Calculating area of astroid $x^{2/3}+y^{2/3}=a^{2/3}$ for $a>0$ using Green's theorem

$$x^{2/3}+y^{2/3}=a^{2/3}\longleftrightarrow\;x=a\cos^3t\;,\;\;y=a\sin^3t\;,\;\;0\le t\le 2\pi$$

So

$$\frac12\int\limits_0^{2\pi}\left[(a\cos^3t\cdot3a\sin^2t\cos t)-(a\sin^3t\cdot(-3a\cos^2t\sin t)\right]dt =$$

$$=\frac{3a^2}2\int\limits_0^{2\pi}(\cos^4t\sin^2t+\cos^2t\sin^4t)dt=\frac{3a^2}2\int\limits_0^{2\pi}\cos^2t\sin^2t\,dt=$$

$$=\left.\frac{3a^2}{64}\left(4x-\sin 4x\right)\right|_0^{2\pi}=\frac{3a^2}{64}8\pi=\frac38a^2\pi$$

Hint: You need to parametrize $x^{2/3}+y^{2/3}=a^{2/3}$ to compute the integral on the boundary.

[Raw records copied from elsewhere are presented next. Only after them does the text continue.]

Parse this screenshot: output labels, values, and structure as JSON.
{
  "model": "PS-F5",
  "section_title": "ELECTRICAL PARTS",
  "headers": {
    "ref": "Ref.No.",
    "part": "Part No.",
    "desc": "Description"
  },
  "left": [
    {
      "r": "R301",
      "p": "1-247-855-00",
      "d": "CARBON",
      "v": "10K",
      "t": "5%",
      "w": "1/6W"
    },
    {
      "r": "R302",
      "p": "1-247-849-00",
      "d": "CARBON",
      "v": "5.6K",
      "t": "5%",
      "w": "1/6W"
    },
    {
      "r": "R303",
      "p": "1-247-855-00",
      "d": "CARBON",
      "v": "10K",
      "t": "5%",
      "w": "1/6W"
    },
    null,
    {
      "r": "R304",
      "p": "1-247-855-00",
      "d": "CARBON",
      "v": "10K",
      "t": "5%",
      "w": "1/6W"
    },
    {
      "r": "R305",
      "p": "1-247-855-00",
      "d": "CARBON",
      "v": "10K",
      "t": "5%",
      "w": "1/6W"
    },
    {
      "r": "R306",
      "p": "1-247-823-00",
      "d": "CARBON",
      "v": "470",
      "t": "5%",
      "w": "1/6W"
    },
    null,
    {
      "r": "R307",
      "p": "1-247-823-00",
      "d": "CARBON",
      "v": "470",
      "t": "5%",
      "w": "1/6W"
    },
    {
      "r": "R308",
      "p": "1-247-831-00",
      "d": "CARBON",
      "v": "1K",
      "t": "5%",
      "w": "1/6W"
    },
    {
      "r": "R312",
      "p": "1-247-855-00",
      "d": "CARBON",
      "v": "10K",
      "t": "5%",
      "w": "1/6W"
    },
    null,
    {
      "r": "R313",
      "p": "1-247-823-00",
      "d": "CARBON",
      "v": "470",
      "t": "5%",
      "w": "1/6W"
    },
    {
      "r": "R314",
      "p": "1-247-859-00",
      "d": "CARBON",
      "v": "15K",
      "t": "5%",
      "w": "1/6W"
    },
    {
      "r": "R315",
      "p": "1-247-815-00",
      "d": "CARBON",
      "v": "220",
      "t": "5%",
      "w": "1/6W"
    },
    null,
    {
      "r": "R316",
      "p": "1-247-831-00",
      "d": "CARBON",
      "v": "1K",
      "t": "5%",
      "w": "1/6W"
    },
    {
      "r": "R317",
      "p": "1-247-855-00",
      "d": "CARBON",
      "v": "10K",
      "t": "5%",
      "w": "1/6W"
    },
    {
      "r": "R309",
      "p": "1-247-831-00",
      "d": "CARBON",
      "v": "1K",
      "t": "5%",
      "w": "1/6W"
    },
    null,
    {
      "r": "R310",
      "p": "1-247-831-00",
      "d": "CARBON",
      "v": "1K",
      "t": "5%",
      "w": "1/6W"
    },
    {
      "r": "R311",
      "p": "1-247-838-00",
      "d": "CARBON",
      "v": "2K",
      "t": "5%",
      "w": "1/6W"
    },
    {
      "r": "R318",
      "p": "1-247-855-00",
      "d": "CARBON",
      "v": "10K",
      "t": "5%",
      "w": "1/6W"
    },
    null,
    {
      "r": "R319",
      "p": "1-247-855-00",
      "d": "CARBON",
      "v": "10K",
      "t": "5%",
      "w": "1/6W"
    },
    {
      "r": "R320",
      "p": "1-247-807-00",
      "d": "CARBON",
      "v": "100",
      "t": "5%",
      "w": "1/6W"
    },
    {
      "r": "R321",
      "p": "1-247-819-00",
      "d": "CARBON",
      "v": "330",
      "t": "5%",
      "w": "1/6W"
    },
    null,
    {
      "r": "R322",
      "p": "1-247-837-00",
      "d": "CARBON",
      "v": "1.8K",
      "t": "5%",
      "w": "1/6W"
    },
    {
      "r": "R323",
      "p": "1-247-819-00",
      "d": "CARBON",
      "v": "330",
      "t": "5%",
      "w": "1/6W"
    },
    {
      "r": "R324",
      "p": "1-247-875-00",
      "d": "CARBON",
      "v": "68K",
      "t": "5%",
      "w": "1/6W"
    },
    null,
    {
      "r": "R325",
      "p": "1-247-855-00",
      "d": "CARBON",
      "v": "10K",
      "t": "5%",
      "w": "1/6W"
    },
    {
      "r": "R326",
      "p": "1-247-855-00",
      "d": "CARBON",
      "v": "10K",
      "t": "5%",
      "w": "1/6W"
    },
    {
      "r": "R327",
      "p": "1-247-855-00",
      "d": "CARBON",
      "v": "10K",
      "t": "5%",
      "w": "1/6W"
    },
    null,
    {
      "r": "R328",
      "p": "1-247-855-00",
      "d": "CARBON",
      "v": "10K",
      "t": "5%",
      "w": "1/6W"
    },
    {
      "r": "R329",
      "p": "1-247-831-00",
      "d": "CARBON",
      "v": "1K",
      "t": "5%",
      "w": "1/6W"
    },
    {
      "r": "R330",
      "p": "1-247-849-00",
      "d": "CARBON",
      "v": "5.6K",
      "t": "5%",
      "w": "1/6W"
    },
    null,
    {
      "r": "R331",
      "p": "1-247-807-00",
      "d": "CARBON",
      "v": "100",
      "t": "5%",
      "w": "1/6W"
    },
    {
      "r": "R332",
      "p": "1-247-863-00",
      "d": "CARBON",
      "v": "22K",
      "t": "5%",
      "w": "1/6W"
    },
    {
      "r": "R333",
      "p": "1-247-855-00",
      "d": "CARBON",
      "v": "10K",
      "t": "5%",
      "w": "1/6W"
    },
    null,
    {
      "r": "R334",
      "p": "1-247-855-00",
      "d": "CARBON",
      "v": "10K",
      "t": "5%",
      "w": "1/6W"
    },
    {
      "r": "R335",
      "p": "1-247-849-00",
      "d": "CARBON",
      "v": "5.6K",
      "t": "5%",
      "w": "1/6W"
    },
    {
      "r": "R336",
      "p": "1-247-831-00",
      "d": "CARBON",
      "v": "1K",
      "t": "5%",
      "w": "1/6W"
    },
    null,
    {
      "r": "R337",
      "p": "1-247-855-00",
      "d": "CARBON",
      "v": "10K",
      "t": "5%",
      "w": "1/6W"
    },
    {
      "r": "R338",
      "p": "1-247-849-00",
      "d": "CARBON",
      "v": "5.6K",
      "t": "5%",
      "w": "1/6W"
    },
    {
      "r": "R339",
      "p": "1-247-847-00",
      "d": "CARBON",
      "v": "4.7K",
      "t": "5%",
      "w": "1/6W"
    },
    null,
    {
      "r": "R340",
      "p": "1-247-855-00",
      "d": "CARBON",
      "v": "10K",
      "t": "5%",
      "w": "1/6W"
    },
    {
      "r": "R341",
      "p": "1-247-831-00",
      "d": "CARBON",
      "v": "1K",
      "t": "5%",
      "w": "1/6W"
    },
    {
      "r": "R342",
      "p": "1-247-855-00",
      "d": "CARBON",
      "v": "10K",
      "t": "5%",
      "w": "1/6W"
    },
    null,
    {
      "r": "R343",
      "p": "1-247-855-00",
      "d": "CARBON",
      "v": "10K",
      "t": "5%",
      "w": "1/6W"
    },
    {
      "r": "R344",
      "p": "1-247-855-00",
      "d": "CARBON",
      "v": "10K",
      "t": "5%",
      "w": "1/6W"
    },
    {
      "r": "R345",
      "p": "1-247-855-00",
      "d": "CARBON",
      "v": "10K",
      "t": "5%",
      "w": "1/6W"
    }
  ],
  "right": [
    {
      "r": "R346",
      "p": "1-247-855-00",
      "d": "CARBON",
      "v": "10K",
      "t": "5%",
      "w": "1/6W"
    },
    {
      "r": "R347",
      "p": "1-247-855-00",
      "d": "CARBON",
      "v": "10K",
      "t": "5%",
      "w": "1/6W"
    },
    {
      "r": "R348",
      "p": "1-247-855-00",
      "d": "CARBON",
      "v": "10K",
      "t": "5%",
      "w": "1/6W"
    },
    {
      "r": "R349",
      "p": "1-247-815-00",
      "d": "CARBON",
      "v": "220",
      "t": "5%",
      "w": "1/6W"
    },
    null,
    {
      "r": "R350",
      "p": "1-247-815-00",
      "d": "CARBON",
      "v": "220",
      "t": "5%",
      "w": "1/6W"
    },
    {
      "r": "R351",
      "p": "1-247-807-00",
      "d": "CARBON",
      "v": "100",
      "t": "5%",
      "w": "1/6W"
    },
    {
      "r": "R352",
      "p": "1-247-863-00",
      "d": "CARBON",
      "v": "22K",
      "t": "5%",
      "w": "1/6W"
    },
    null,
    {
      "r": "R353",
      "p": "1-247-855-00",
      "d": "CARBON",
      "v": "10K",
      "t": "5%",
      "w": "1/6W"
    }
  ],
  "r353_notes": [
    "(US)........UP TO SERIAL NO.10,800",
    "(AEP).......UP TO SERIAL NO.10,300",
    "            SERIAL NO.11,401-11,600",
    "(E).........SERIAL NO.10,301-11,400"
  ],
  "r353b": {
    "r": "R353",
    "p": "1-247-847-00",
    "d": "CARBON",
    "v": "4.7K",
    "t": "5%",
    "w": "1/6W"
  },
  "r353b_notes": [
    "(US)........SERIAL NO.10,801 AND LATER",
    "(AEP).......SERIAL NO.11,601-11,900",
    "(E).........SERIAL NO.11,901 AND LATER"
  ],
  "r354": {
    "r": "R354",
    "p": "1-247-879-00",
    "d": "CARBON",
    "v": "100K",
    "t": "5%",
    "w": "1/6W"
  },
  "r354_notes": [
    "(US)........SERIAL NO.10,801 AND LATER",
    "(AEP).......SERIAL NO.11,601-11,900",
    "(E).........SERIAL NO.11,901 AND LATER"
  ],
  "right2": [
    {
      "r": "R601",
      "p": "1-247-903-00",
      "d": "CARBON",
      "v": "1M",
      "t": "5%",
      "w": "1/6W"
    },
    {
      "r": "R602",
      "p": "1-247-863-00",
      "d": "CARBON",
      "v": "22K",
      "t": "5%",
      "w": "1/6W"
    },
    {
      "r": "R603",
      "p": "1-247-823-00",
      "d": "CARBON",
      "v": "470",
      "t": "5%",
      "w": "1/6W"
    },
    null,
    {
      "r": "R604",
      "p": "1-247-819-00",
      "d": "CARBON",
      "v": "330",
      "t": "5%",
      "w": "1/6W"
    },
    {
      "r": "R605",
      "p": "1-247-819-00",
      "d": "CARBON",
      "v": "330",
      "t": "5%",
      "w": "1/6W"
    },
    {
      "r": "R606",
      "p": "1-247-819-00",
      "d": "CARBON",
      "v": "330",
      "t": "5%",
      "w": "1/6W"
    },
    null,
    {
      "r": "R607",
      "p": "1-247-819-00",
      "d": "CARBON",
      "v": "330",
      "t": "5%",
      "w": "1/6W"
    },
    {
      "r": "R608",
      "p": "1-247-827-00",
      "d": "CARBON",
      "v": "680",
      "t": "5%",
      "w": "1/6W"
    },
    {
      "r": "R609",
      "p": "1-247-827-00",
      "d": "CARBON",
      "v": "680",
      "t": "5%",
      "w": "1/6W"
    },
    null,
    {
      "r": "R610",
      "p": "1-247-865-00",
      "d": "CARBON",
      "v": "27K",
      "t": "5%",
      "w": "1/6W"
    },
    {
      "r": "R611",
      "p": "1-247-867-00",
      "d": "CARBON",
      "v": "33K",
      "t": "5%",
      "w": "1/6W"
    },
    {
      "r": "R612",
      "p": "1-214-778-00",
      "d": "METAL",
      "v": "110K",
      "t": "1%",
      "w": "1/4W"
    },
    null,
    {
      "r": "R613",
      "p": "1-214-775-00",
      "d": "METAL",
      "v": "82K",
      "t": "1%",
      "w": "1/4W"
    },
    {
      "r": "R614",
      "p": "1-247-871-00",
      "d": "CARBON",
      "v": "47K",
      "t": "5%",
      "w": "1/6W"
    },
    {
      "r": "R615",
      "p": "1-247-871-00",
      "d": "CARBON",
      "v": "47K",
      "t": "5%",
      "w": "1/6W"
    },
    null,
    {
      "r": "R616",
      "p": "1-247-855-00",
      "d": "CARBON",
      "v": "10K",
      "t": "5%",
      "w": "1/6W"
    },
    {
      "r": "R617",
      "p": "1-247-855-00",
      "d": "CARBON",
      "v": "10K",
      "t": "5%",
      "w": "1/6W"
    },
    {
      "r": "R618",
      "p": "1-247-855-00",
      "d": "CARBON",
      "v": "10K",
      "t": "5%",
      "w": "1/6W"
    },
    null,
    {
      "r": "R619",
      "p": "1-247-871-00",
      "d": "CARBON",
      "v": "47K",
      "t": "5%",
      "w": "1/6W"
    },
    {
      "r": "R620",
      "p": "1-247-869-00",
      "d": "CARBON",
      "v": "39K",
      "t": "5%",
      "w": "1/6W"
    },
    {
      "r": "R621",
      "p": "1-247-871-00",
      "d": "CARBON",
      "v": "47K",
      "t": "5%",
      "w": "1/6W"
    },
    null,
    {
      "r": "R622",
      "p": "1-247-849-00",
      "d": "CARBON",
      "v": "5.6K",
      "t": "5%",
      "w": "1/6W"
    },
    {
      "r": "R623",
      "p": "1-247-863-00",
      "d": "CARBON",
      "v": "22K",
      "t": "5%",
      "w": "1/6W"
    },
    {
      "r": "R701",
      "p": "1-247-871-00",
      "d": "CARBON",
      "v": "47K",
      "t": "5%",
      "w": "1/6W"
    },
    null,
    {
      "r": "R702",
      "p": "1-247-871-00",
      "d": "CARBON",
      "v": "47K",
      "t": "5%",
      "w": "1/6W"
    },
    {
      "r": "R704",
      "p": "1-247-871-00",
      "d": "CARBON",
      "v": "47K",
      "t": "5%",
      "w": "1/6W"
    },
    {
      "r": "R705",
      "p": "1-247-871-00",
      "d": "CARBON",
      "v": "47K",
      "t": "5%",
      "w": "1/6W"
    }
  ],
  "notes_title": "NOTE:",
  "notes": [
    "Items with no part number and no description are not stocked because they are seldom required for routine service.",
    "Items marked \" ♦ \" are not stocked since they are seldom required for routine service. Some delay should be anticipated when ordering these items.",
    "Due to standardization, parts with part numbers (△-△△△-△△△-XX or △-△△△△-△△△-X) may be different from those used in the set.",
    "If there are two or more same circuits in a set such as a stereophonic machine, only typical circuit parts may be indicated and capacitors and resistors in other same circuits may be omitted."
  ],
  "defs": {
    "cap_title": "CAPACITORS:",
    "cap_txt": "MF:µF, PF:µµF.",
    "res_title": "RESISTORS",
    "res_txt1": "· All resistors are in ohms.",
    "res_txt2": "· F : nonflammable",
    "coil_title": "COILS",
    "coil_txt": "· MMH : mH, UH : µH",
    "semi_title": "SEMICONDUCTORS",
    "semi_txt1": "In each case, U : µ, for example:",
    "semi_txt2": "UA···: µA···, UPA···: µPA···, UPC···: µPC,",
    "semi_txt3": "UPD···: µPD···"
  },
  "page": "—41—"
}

Consider that the circle $$ x^2+y^2=a^2 $$ is parametrized by $$ x=a\cos(t)\qquad y=a\sin(t) $$ Modifying slightly, we get that $$ x=a\cos^3(t)\qquad y=a\sin^3(t) $$ parametrizes $x^{2/3}+y^{2/3}=a^{2/3}$.